Extend Code 21.7.1 with a third scheduler, MedianStopping, whose on_result(rung, score) returns "stop" when score is below the running median of all scores seen at that rung and "promote" otherwise (up to max_rung). Run all three schedulers (FullBudget, ASHA, MedianStopping) with the same RandomSearch and worker pool, and report compute units and best score for each. Explain which scheduler is most aggressive and how that shows up in the compute-versus-quality trade-off, without changing the search algorithm or the engine.

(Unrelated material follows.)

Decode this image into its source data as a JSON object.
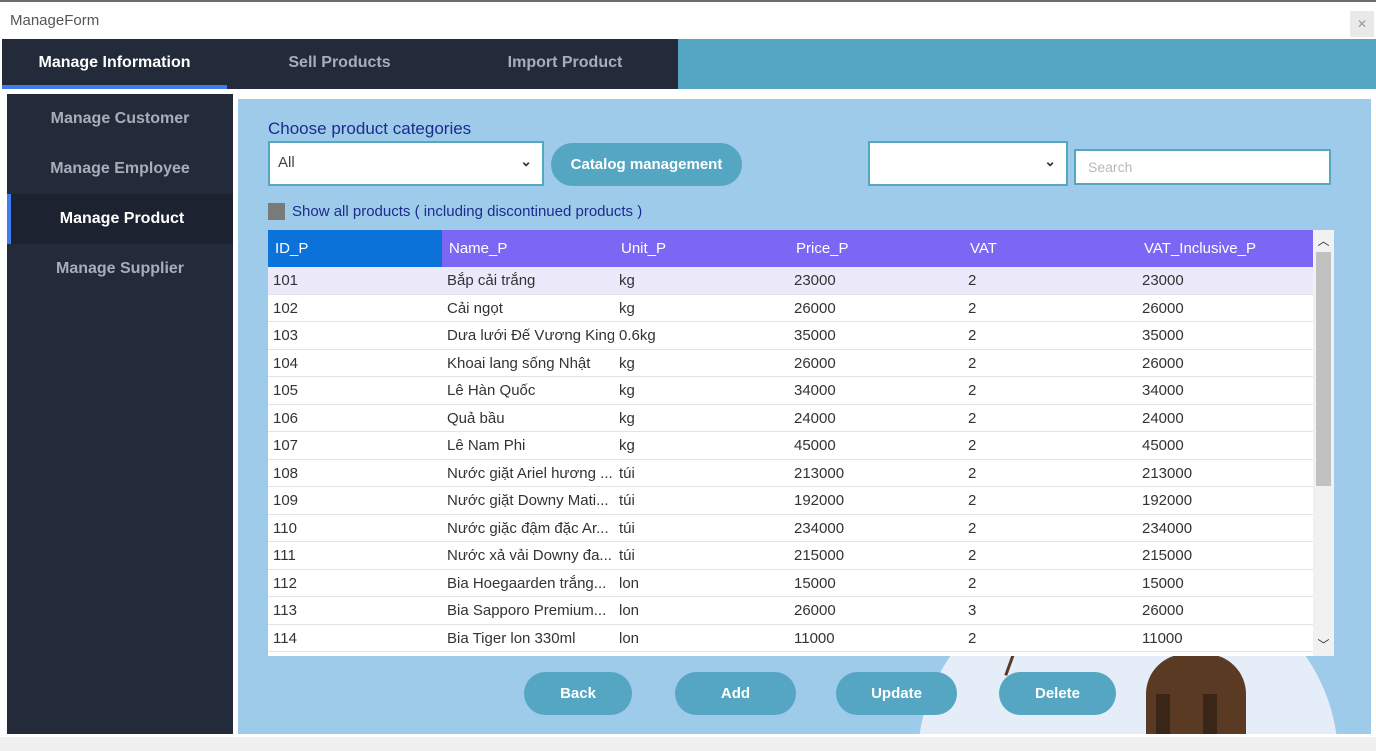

A sweep of $200$ trials each trains for $6$ hours on one GPU, and you have $16$ GPUs. Estimate the wall-clock time to run the full grid with no early stopping. Now assume an ASHA scheduler with reduction factor $\eta = 3$ and three rungs that promotes only the top third at each rung, so most trials stop after the first rung. Estimate the total GPU-hours under ASHA relative to the full grid, state your assumptions about how many trials survive each rung, and compare your estimate to the $2.5\times$ saving in Output 21.7.1. Why might your analytic estimate and the measured saving differ?